Theoretical yield is the maximum product mass calculated from stoichiometry assuming complete reaction. Percent yield compares actual yield to theoretical yield, accounting for losses in real reactions.
Calculate theoretical yield first, then use the limiting reagent to find actual yield constraints.
Assuming percent yield is always 100%; forgetting to account for the limiting reagent.
From stoichiometry, you know how to use a balanced equation to convert between moles of reactants and products. From limiting reagent calculations, you know how to identify which reactant runs out first and therefore determines how much product can form. Percent yield ties these skills together by asking: of all the product we *could* have made (according to stoichiometry), how much did we *actually* get?
The calculation has three stages. First, you determine the theoretical yield — the maximum mass of product that could form if the reaction went perfectly to completion and the limiting reagent were entirely consumed. This is a pure stoichiometry calculation: identify the limiting reagent, convert its moles to moles of product using the balanced equation's mole ratio, then convert to grams. Second, you measure the actual yield — the mass of product you actually isolate after performing the reaction in the lab. Third, you compute percent yield: (actual yield / theoretical yield) × 100%. A reaction that theoretically should produce 10.0 g of product but actually yields 7.8 g has a percent yield of 78%.

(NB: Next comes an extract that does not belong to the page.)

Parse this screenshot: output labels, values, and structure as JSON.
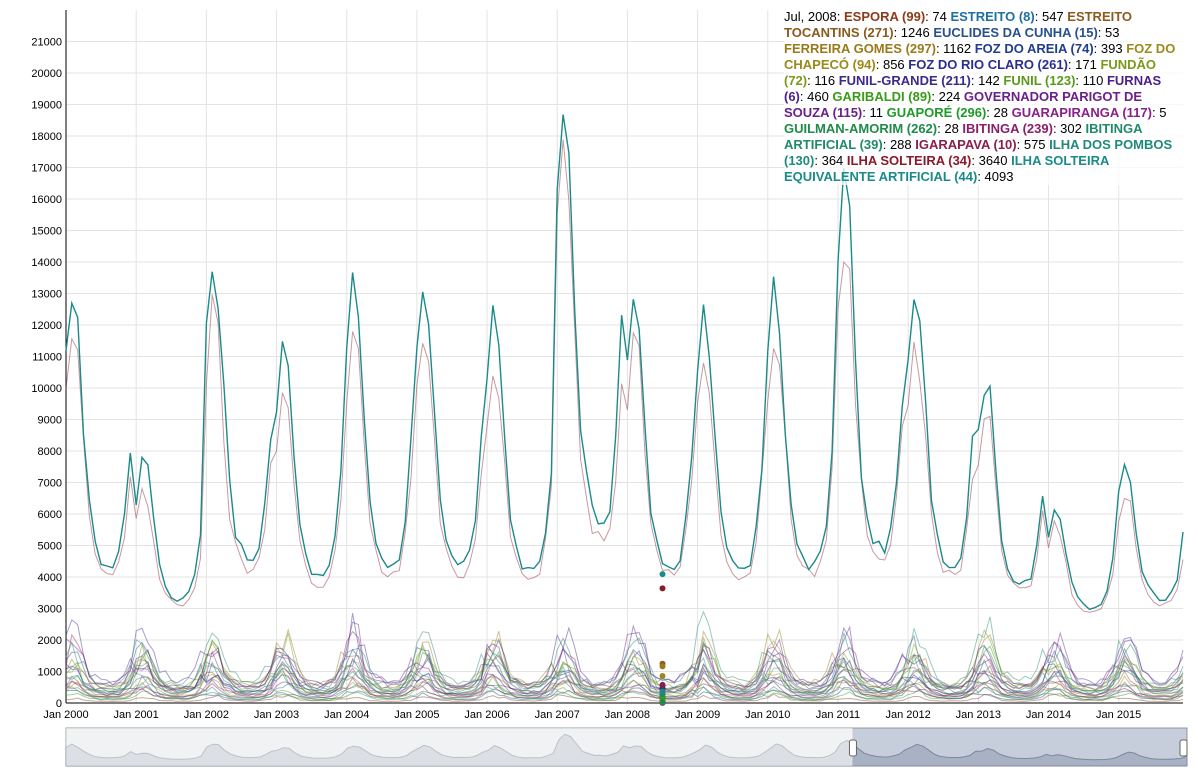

Percent yield is virtually never 100% in real chemistry, and understanding why is important. Losses come from many sources: some product may remain dissolved in the solvent and not crystallize out; side reactions may consume some reactant to form unwanted byproducts; transferring materials between containers inevitably leaves small amounts behind; some reactions simply do not go to completion because they reach equilibrium before all reactant is consumed. A percent yield above 90% is generally considered excellent for most laboratory syntheses, while complex organic reactions with multiple steps may have much lower yields — and when steps are sequential, the overall yield is the product of the individual step yields, which can drop alarmingly fast.
The conceptual trap to avoid is confusing theoretical yield with expected yield. The theoretical yield assumes *perfect* conditions — complete reaction, no losses, no side products. It is a ceiling, not a prediction. In practice, experienced chemists use known percent yields from the literature to plan how much starting material they need. If a reaction historically gives 75% yield and you need 15 g of product, you should start with enough reagent to produce a theoretical yield of 20 g. This kind of practical reasoning — working backward from a desired actual yield through percent yield to the required starting quantities — is one of the most common calculations in synthetic chemistry and manufacturing.